As the president’s top economic adviser and director of the National Economic Council, the 64-year-old Friedman will help promote the White House’s new fiscal stimulus plan, which includes a new round of tax cuts, to Congress next year.
The new stimulus package, expected to cost up to $300 billion, includes tax breaks for companies and individuals. These tax cuts are part of the White House’s strategy to bolster economic growth.
Friedman is a limited partner at investment bank Goldman Sachs, where he served as co-chairman along with former Treasury Secretary Robert Rubin, in the 1990s. He is also a senior principal at Marsh & McLennan Capital Inc., one of the world’s largest insurance brokerage firms, and serves on several corporate boards, including Wal-Mart and Fannie Mae. He has contributed to both Republican and Democratic campaigns, and gave more than $50,000 to the Republicans during the 2000 campaign.
Friedman replaces outgoing National Economic Council chief Lawrence Lindsey, who was reportedly pressured to resign last Friday along with Treasury Secretary Paul O’Neill.
Mr. Bush nominated John Snow, chairman of railroad giant CSX Corp., to replace O’Neill on Monday.

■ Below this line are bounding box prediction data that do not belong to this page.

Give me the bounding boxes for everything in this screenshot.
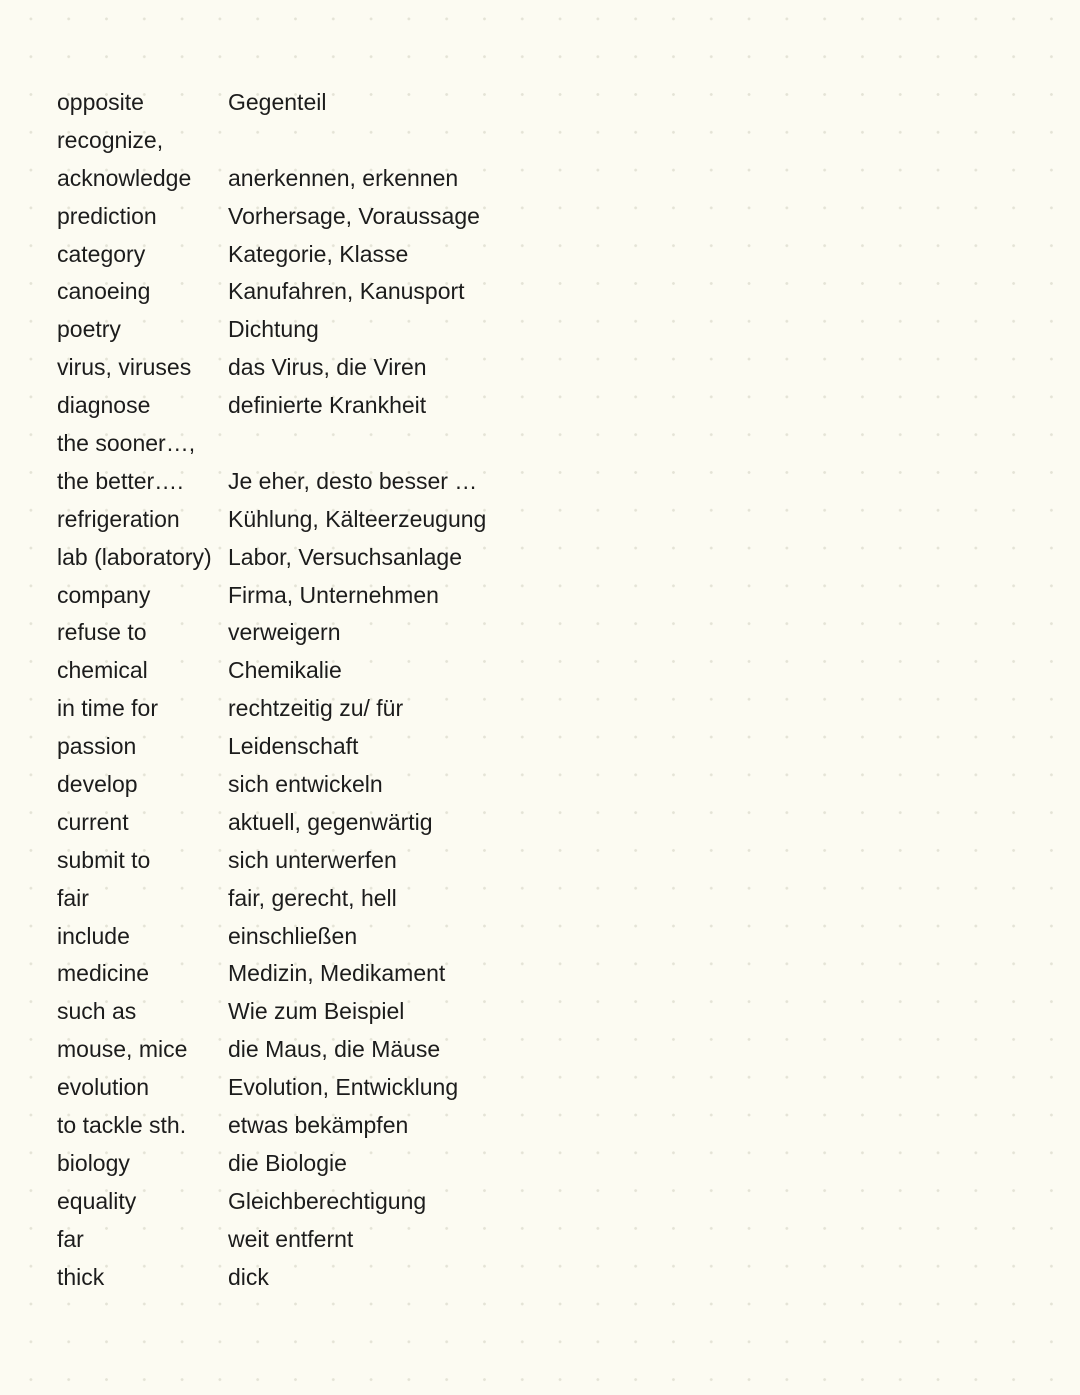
vocab-translation: etwas bekämpfen <box>228 1112 409 1139</box>
vocab-term: in time for <box>57 695 158 722</box>
vocab-translation: Je eher, desto besser … <box>228 467 478 494</box>
vocab-translation: Labor, Versuchsanlage <box>228 543 463 570</box>
vocab-term: submit to <box>57 846 151 873</box>
vocab-translation: das Virus, die Viren <box>228 354 427 381</box>
vocab-translation: Leidenschaft <box>228 733 359 760</box>
vocab-term: prediction <box>57 202 157 229</box>
vocab-term: opposite <box>57 89 144 115</box>
vocab-translation: sich unterwerfen <box>228 846 397 873</box>
vocab-term: medicine <box>57 960 150 987</box>
vocab-term: such as <box>57 998 137 1025</box>
vocab-term: chemical <box>57 657 148 684</box>
vocab-translation: rechtzeitig zu/ für <box>228 695 404 722</box>
vocab-translation: Wie zum Beispiel <box>228 998 405 1025</box>
vocab-translation: die Maus, die Mäuse <box>228 1036 441 1063</box>
vocab-translation: Medizin, Medikament <box>228 960 446 987</box>
vocab-translation: Chemikalie <box>228 657 342 684</box>
vocab-term: the better…. <box>57 467 184 494</box>
vocab-term: to tackle sth. <box>57 1112 187 1139</box>
vocab-term: passion <box>57 733 137 760</box>
vocab-translation: sich entwickeln <box>228 771 383 798</box>
vocab-term: the sooner…, <box>57 430 196 457</box>
vocab-term: category <box>57 240 146 267</box>
vocab-term: equality <box>57 1187 137 1214</box>
vocab-translation: weit entfernt <box>228 1225 354 1252</box>
vocab-translation: Kühlung, Kälteerzeugung <box>228 505 487 532</box>
vocab-translation: Firma, Unternehmen <box>228 581 439 608</box>
vocab-translation: verweigern <box>228 619 341 646</box>
vocab-translation: Dichtung <box>228 316 319 343</box>
vocab-term: recognize, <box>57 126 164 153</box>
vocab-translation: aktuell, gegenwärtig <box>228 808 433 835</box>
vocab-term: virus, viruses <box>57 354 192 381</box>
vocab-term: acknowledge <box>57 164 192 191</box>
vocab-term: lab (laboratory) <box>57 543 212 570</box>
vocab-term: canoeing <box>57 278 151 305</box>
vocab-translation: Gleichberechtigung <box>228 1187 427 1214</box>
vocab-term: fair <box>57 884 89 911</box>
vocab-term: refrigeration <box>57 505 180 532</box>
vocab-translation: die Biologie <box>228 1149 347 1176</box>
vocab-term: poetry <box>57 316 121 343</box>
vocab-term: current <box>57 808 129 835</box>
vocab-translation: einschließen <box>228 922 358 949</box>
vocab-translation: anerkennen, erkennen <box>228 164 459 191</box>
vocab-term: diagnose <box>57 392 151 419</box>
vocab-term: company <box>57 581 151 608</box>
vocab-translation: Vorhersage, Voraussage <box>228 202 480 229</box>
vocab-translation: Kategorie, Klasse <box>228 240 409 267</box>
vocab-translation: Evolution, Entwicklung <box>228 1074 459 1101</box>
vocab-translation: dick <box>228 1263 269 1290</box>
vocab-translation: fair, gerecht, hell <box>228 884 397 911</box>
vocab-translation: Kanufahren, Kanusport <box>228 278 465 305</box>
vocab-term: include <box>57 922 130 949</box>
vocab-translation: Gegenteil <box>228 89 327 115</box>
vocab-term: biology <box>57 1149 130 1176</box>
vocab-term: refuse to <box>57 619 147 646</box>
vocab-term: mouse, mice <box>57 1036 188 1063</box>
vocab-term: develop <box>57 771 138 798</box>
vocab-translation: definierte Krankheit <box>228 392 427 419</box>
vocab-term: far <box>57 1225 84 1252</box>
vocab-term: thick <box>57 1263 105 1290</box>
vocab-term: evolution <box>57 1074 150 1101</box>
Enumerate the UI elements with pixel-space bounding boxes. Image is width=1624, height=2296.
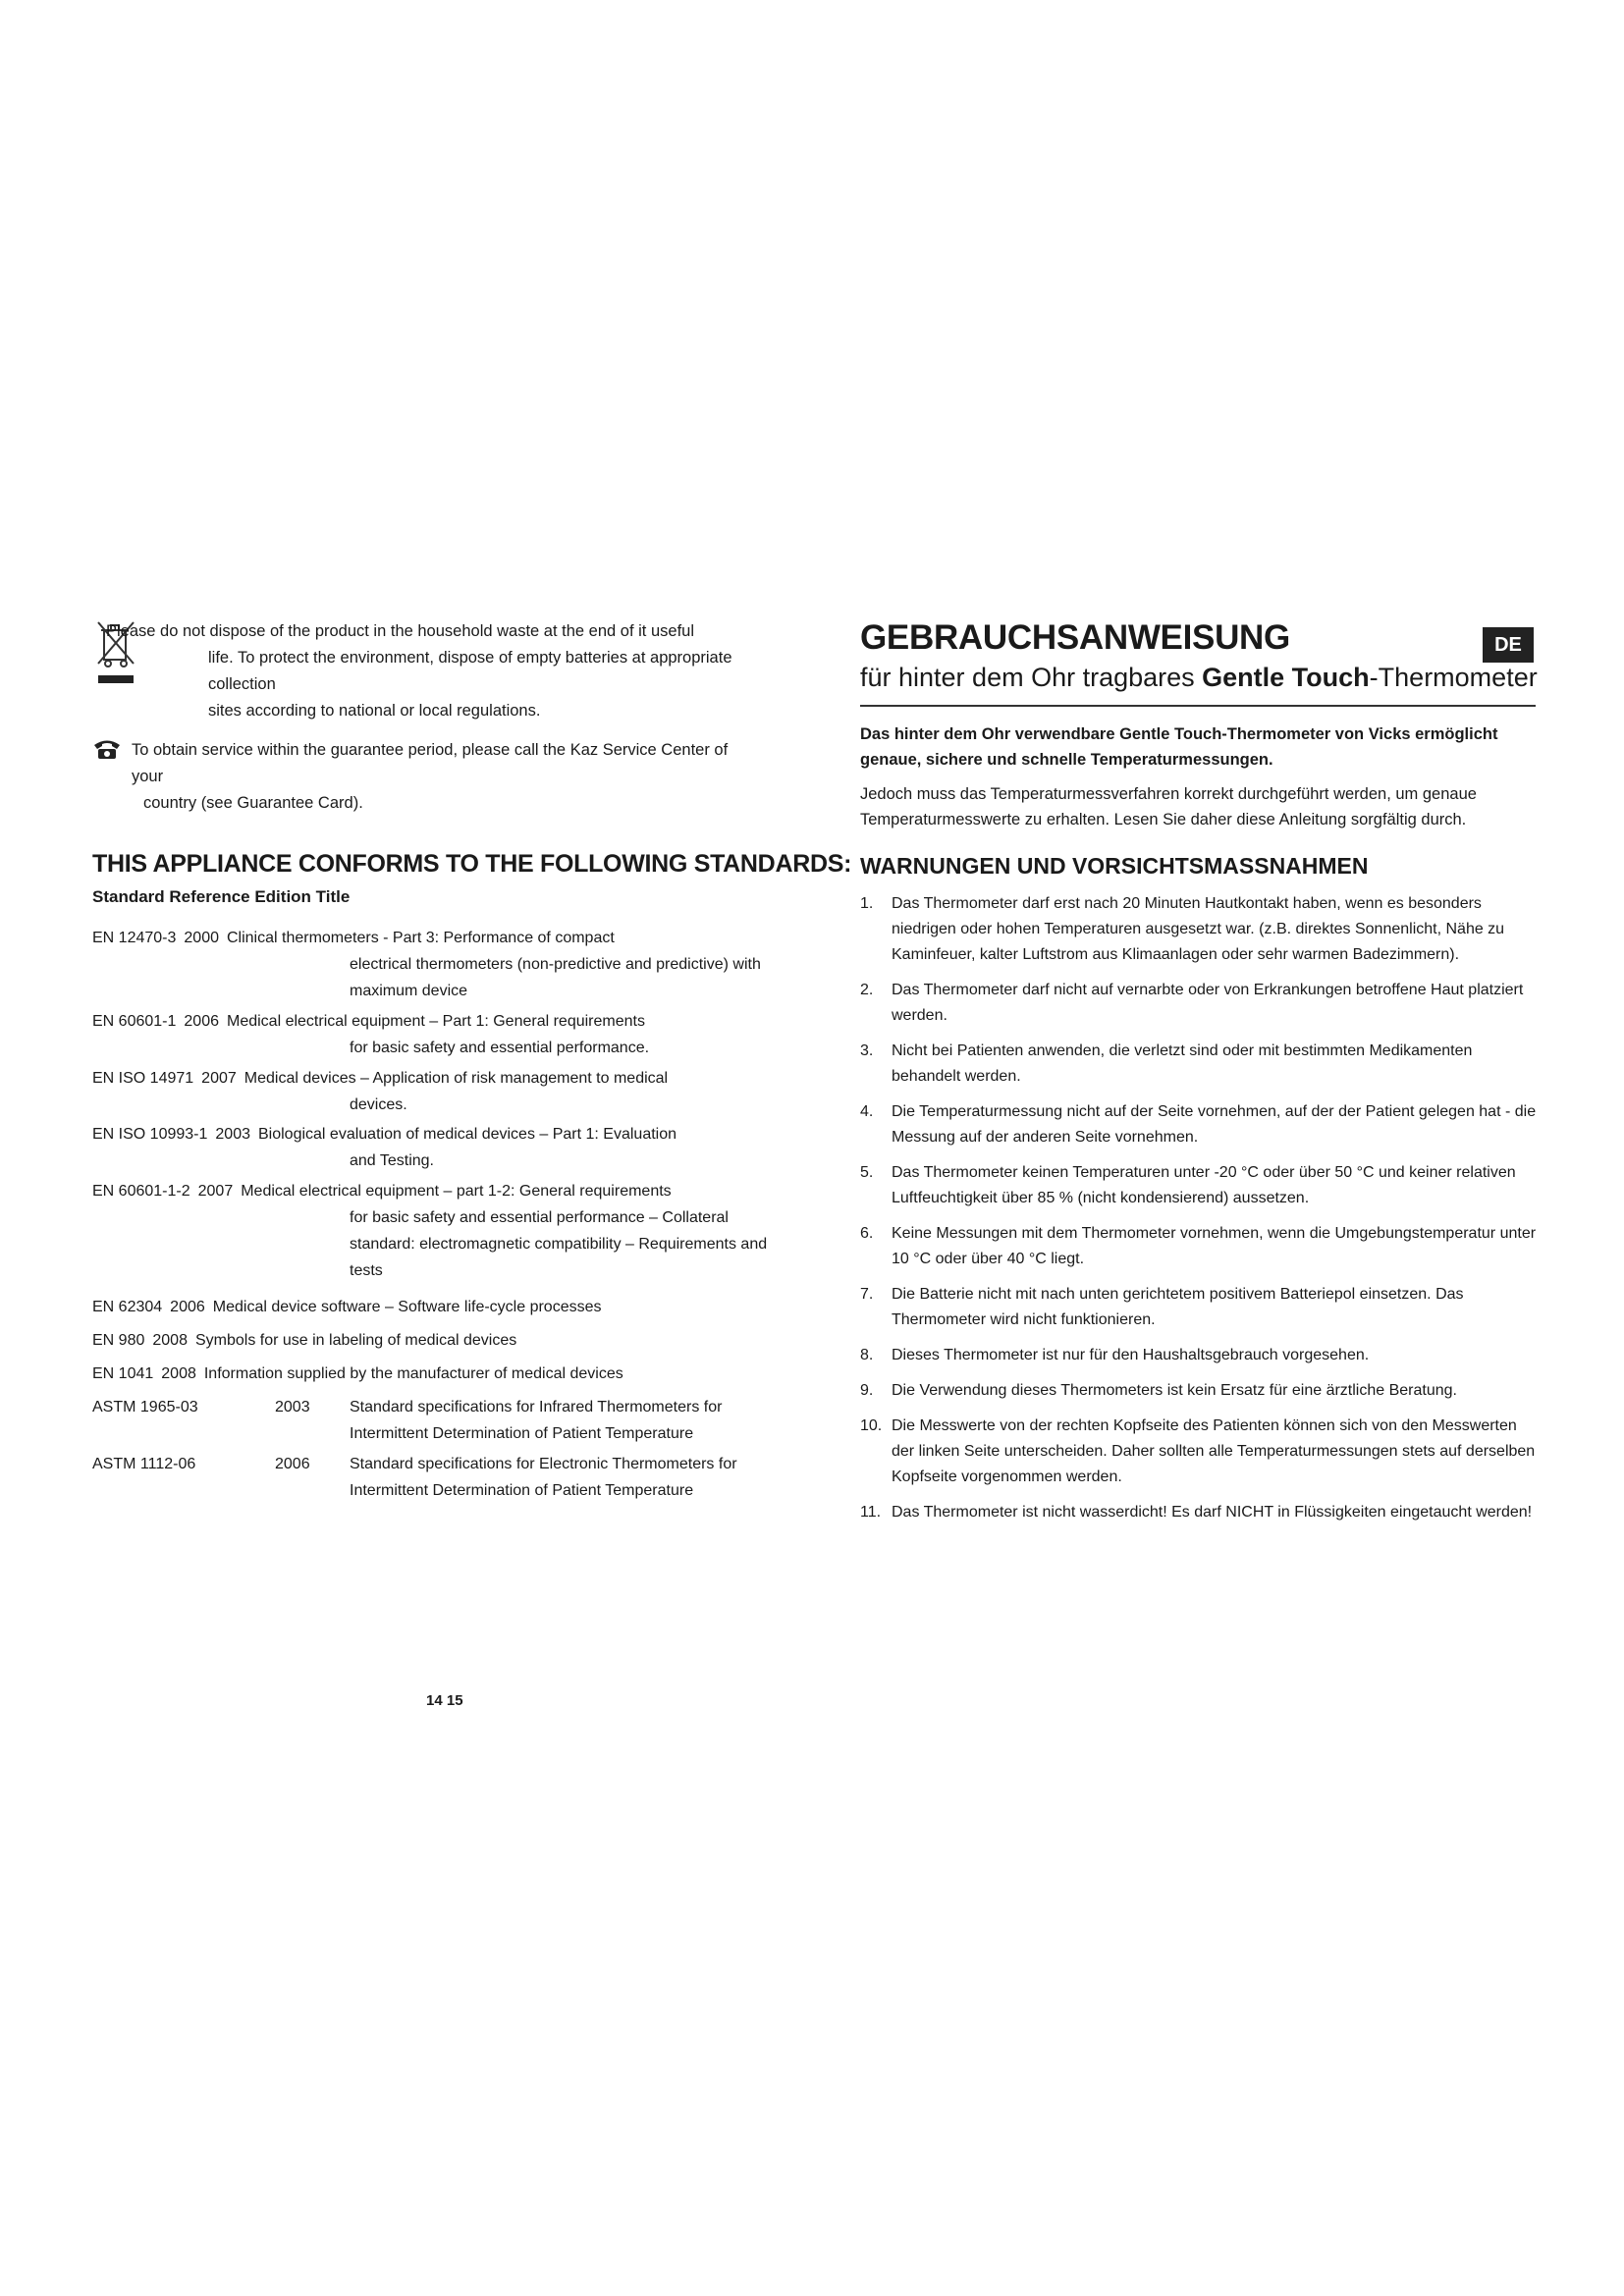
- warning-item: [860, 1039, 1538, 1090]
- warning-number: 2.: [860, 982, 874, 998]
- standard-title: Standard specifications for Infrared Thermometers for: [350, 1399, 723, 1415]
- standard-row: [92, 1361, 780, 1387]
- astm-row: [92, 1451, 780, 1504]
- standard-title-continued: and Testing.: [350, 1152, 434, 1169]
- subtitle-pre: für hinter dem Ohr tragbares: [860, 663, 1203, 692]
- standard-title: Symbols for use in labeling of medical devices: [194, 1332, 517, 1349]
- intro-text: Jedoch muss das Temperaturmessverfahren korrekt durchgeführt werden, um genaue Temperaturmesswerte zu erhalten. Lesen Sie daher diese Anleitung sorgfältig durch.: [860, 785, 1477, 828]
- warning-item: [860, 891, 1538, 968]
- standard-edition: 2007: [197, 1183, 234, 1200]
- standard-row: [92, 1008, 780, 1061]
- warning-number: 5.: [860, 1164, 874, 1181]
- standard-first-line: [92, 1332, 516, 1349]
- standard-edition: 2006: [184, 1013, 219, 1030]
- warning-item: [860, 1160, 1538, 1211]
- standard-row: [92, 1294, 780, 1320]
- standard-row: [92, 1327, 780, 1354]
- standard-title: Biological evaluation of medical devices – Part 1: Evaluation: [258, 1126, 677, 1143]
- standard-title: Medical electrical equipment – part 1-2: General requirements: [241, 1183, 672, 1200]
- standard-title: Clinical thermometers - Part 3: Performance of compact: [226, 930, 615, 946]
- warning-item: [860, 1343, 1538, 1368]
- standard-first-line: [92, 930, 615, 946]
- title-divider: [860, 705, 1536, 707]
- standard-ref: EN 60601-1-2: [92, 1183, 190, 1200]
- warning-number: 7.: [860, 1286, 874, 1303]
- warning-number: 11.: [860, 1504, 882, 1521]
- warning-item: [860, 978, 1538, 1029]
- warning-text: Keine Messungen mit dem Thermometer vornehmen, wenn die Umgebungstemperatur unter 10 °C oder über 40 °C liegt.: [892, 1225, 1537, 1267]
- warning-text: Dieses Thermometer ist nur für den Haushaltsgebrauch vorgesehen.: [892, 1347, 1370, 1363]
- service-line-1: To obtain service within the guarantee period, please call the Kaz Service Center of your: [132, 741, 729, 785]
- warning-number: 10.: [860, 1417, 883, 1434]
- warning-item: [860, 1378, 1538, 1404]
- standard-edition: 2008: [161, 1365, 196, 1382]
- standard-first-line: [92, 1070, 668, 1087]
- standard-ref: EN ISO 10993-1: [92, 1126, 208, 1143]
- standard-title: Medical device software – Software life-cycle processes: [212, 1299, 602, 1315]
- standard-first-line: [92, 1183, 672, 1200]
- standard-row: [92, 1121, 780, 1174]
- standard-first-line: [92, 1299, 601, 1315]
- warning-number: 6.: [860, 1225, 874, 1242]
- standard-ref: ASTM 1112-06: [92, 1456, 196, 1472]
- standard-title: Medical electrical equipment – Part 1: General requirements: [226, 1013, 645, 1030]
- warning-text: Nicht bei Patienten anwenden, die verletzt sind oder mit bestimmten Medikamenten behandelt werden.: [892, 1042, 1473, 1085]
- standard-title-continued: for basic safety and essential performance.: [350, 1040, 650, 1056]
- intro-bold: Das hinter dem Ohr verwendbare Gentle Touch-Thermometer von Vicks ermöglicht genaue, sichere und schnelle Temperaturmessungen.: [860, 725, 1498, 769]
- standard-title-continued: for basic safety and essential performance – Collateral: [350, 1209, 729, 1226]
- standard-title: Medical devices – Application of risk management to medical: [244, 1070, 669, 1087]
- standard-first-line: [92, 1365, 623, 1382]
- standard-row: [92, 1178, 780, 1284]
- page-title: GEBRAUCHSANWEISUNG: [860, 618, 1290, 657]
- warning-item: [860, 1221, 1538, 1272]
- standard-ref: EN 980: [92, 1332, 145, 1349]
- standard-title-continued: tests: [350, 1262, 383, 1279]
- warning-number: 3.: [860, 1042, 874, 1059]
- service-notice: [132, 737, 760, 817]
- warning-text: Die Batterie nicht mit nach unten gerichtetem positivem Batteriepol einsetzen. Das Thermometer wird nicht funktionieren.: [892, 1286, 1464, 1328]
- standard-edition: 2006: [275, 1456, 310, 1472]
- warning-text: Das Thermometer darf erst nach 20 Minuten Hautkontakt haben, wenn es besonders niedrigen oder hohen Temperaturen ausgesetzt war. (z.B. direktes Sonnenlicht, Nähe zu Kaminfeuer, kalter Luftstrom aus Klimaanlagen oder sehr warmen Badezimmern).: [892, 895, 1505, 963]
- standard-title-continued: Intermittent Determination of Patient Temperature: [350, 1482, 694, 1499]
- page-numbers: 14 15: [426, 1692, 463, 1709]
- warnings-heading: WARNUNGEN UND VORSICHTSMASSNAHMEN: [860, 853, 1369, 879]
- warning-item: [860, 1099, 1538, 1150]
- language-badge: DE: [1483, 627, 1534, 663]
- warning-number: 1.: [860, 895, 874, 912]
- disposal-notice: [106, 618, 793, 724]
- standard-title-continued: electrical thermometers (non-predictive and predictive) with: [350, 956, 761, 973]
- service-line-2: country (see Guarantee Card).: [143, 794, 363, 812]
- phone-icon: [92, 738, 122, 760]
- standard-title: Standard specifications for Electronic Thermometers for: [350, 1456, 737, 1472]
- standard-edition: 2003: [275, 1399, 310, 1415]
- warning-item: [860, 1282, 1538, 1333]
- standard-ref: EN 60601-1: [92, 1013, 177, 1030]
- warning-text: Das Thermometer ist nicht wasserdicht! Es darf NICHT in Flüssigkeiten eingetaucht werden!: [892, 1504, 1533, 1521]
- standard-title-continued: devices.: [350, 1096, 407, 1113]
- subtitle-post: -Thermometer: [1369, 663, 1538, 692]
- standards-subheading: Standard Reference Edition Title: [92, 887, 351, 906]
- standard-title-continued: Intermittent Determination of Patient Temperature: [350, 1425, 694, 1442]
- warning-text: Die Temperaturmessung nicht auf der Seite vornehmen, auf der der Patient gelegen hat - die Messung auf der anderen Seite vornehmen.: [892, 1103, 1537, 1146]
- standard-edition: 2000: [184, 930, 219, 946]
- standard-title-continued: standard: electromagnetic compatibility – Requirements and: [350, 1236, 768, 1253]
- standard-title: Information supplied by the manufacturer of medical devices: [203, 1365, 623, 1382]
- standard-row: [92, 1065, 780, 1118]
- standard-ref: EN 62304: [92, 1299, 163, 1315]
- warning-number: 4.: [860, 1103, 874, 1120]
- warning-item: [860, 1500, 1538, 1525]
- astm-row: [92, 1394, 780, 1447]
- standard-edition: 2007: [201, 1070, 237, 1087]
- standards-heading: THIS APPLIANCE CONFORMS TO THE FOLLOWING STANDARDS:: [92, 850, 852, 878]
- standard-edition: 2006: [170, 1299, 205, 1315]
- disposal-line-1: Please do not dispose of the product in the household waste at the end of it useful: [106, 622, 694, 640]
- warning-text: Die Verwendung dieses Thermometers ist kein Ersatz für eine ärztliche Beratung.: [892, 1382, 1457, 1399]
- standard-title-continued: maximum device: [350, 983, 468, 999]
- standard-row: [92, 925, 780, 1004]
- warning-number: 9.: [860, 1382, 874, 1399]
- standard-ref: EN 1041: [92, 1365, 154, 1382]
- standard-ref: EN 12470-3: [92, 930, 177, 946]
- warning-number: 8.: [860, 1347, 874, 1363]
- warning-text: Das Thermometer keinen Temperaturen unter -20 °C oder über 50 °C und keiner relativen Luftfeuchtigkeit über 85 % (nicht kondensierend) aussetzen.: [892, 1164, 1516, 1206]
- standard-edition: 2008: [152, 1332, 188, 1349]
- warning-text: Das Thermometer darf nicht auf vernarbte oder von Erkrankungen betroffene Haut platziert werden.: [892, 982, 1524, 1024]
- disposal-line-3: sites according to national or local regulations.: [208, 702, 541, 720]
- standard-ref: ASTM 1965-03: [92, 1399, 198, 1415]
- page-subtitle: [860, 663, 1538, 693]
- warning-text: Die Messwerte von der rechten Kopfseite des Patienten können sich von den Messwerten der linken Seite unterscheiden. Daher sollten alle Temperaturmessungen stets auf derselben Kopfseite vorgenommen werden.: [892, 1417, 1536, 1485]
- standard-first-line: [92, 1013, 645, 1030]
- standard-ref: EN ISO 14971: [92, 1070, 194, 1087]
- subtitle-bold: Gentle Touch: [1202, 663, 1370, 692]
- warnings-list: [860, 891, 1538, 1535]
- warning-item: [860, 1414, 1538, 1490]
- standard-edition: 2003: [215, 1126, 250, 1143]
- standard-first-line: [92, 1126, 677, 1143]
- disposal-line-2: life. To protect the environment, dispose of empty batteries at appropriate collection: [208, 649, 732, 693]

Friedman’s appointment was reportedly postponed due to strong protests from conservative Republicans. Conservatives raised concerns that Friedman — a former vice chair of the Concord Coalition, a group that opposes deficit spending — would work to balance the federal budget by perhaps limiting tax cuts, which, conservatives contend, are necessary to bolster economic growth, the Associated Press reported.
The White House reportedly assured conservative Republicans that Friedman was committed to the president’s tax cut plan.
Also this week, the president named William Donaldson, co-founder of a major investment firm and former head of the New York Stock Exchange, as the new chairman of the Securities and Exchange Commission, replacing the embattled SEC chief Harvey Pitt who resigned election day.
Unlike Snow and Donaldson’s nominations, Friedman’s appointment does not require Senate approval.